Embora Paul Cuvelier tenha ajudado a transformar e a dar outra forma à linguagem habitual e tradicional da banda desenhada europeia, os artistas do seu tempo e, mesmo, os mais recentes, sentiram sempre relutância em admitir terem sido influenciados por ele. Da mesma forma que a sua carreira artística foi um sucesso, a sua vida pessoal acabou por ser dramática e, até, trágica, tendo em conta a forma e a idade com que morreu, terminando os últimos anos da sua vida, na solidão, com imensas dificuldades económicas e, de certa forma, abandonado e esquecido, sobretudo, por aqueles que, por uma questão de justiça, deveriam ter elogiado e reconhecido a sua vasta e rica obra.
Assim, por ironia do destino, a reputação e o prestígio de que Paul Cuvelier goza hoje em dia e a importância de que se reveste a sua obra, foram atingidos, em grande parte, à custa da arte de que ele menos gostava, ou seja, o seu talento como ilustrador de banda desenhada sobrepõs-se, em grau de importância, à actividade de artista plástico, da qual nutria uma profunda paixão. A vida e obra de Cuvelier encerra uma grande lição: A realidade e a necessidade por vezes são bem duras e até crueis relativamente aos ideais e às paixões que se tem e, muitas vezes, tem que se optar pelas primeiras em detrimento das segundas, tendo em vista conseguir assegurar a sobrevivência e o sustento pessoal. Foi o que Paul Cuvelier teve de fazer muitas vezes, contra a sua vontade.

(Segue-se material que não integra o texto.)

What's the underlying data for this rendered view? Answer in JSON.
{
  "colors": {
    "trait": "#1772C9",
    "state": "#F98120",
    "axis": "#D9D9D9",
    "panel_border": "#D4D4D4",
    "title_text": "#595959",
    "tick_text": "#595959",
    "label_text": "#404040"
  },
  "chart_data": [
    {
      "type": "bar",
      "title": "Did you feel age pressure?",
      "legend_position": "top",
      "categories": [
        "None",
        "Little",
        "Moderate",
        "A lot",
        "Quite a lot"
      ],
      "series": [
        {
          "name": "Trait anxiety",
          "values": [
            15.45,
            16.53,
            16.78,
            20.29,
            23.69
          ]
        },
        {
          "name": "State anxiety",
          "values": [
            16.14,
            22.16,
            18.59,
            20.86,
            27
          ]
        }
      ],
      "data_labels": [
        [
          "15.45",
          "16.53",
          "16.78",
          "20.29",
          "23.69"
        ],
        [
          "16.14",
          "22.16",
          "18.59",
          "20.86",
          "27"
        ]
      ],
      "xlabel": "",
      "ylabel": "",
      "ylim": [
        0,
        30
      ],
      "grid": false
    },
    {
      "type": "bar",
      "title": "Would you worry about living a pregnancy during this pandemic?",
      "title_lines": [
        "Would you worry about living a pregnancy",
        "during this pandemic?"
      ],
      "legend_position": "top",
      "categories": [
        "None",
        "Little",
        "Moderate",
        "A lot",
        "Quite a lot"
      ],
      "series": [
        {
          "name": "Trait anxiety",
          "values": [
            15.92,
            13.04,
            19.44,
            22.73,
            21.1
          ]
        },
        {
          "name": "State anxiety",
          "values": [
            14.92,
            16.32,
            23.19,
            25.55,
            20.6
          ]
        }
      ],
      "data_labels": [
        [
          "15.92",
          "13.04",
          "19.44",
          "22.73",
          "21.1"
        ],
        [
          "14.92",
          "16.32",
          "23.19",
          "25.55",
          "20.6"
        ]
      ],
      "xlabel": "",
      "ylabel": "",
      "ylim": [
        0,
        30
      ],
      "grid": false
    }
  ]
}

A respeito de Paul Cuvelier pode e deve dizer-se que foi um génio incompreendido por muitos críticos da sua época, mas, fundamentalmente, foi um artista "perdido" no mundo da banda desenhada, sentindo-se sempre deslocado e desenraizado nessa arte que ele considerava como menor. Durante toda a sua carreira, Paul Cuvelier revelou-se um eterno insatisfeito, tendo empreendido uma busca constante e incessante pela harmonia, beleza e perfeição dos seus objectos de paixão e fascínio. Essa busca é que lhe dava prazer e o fazia feliz.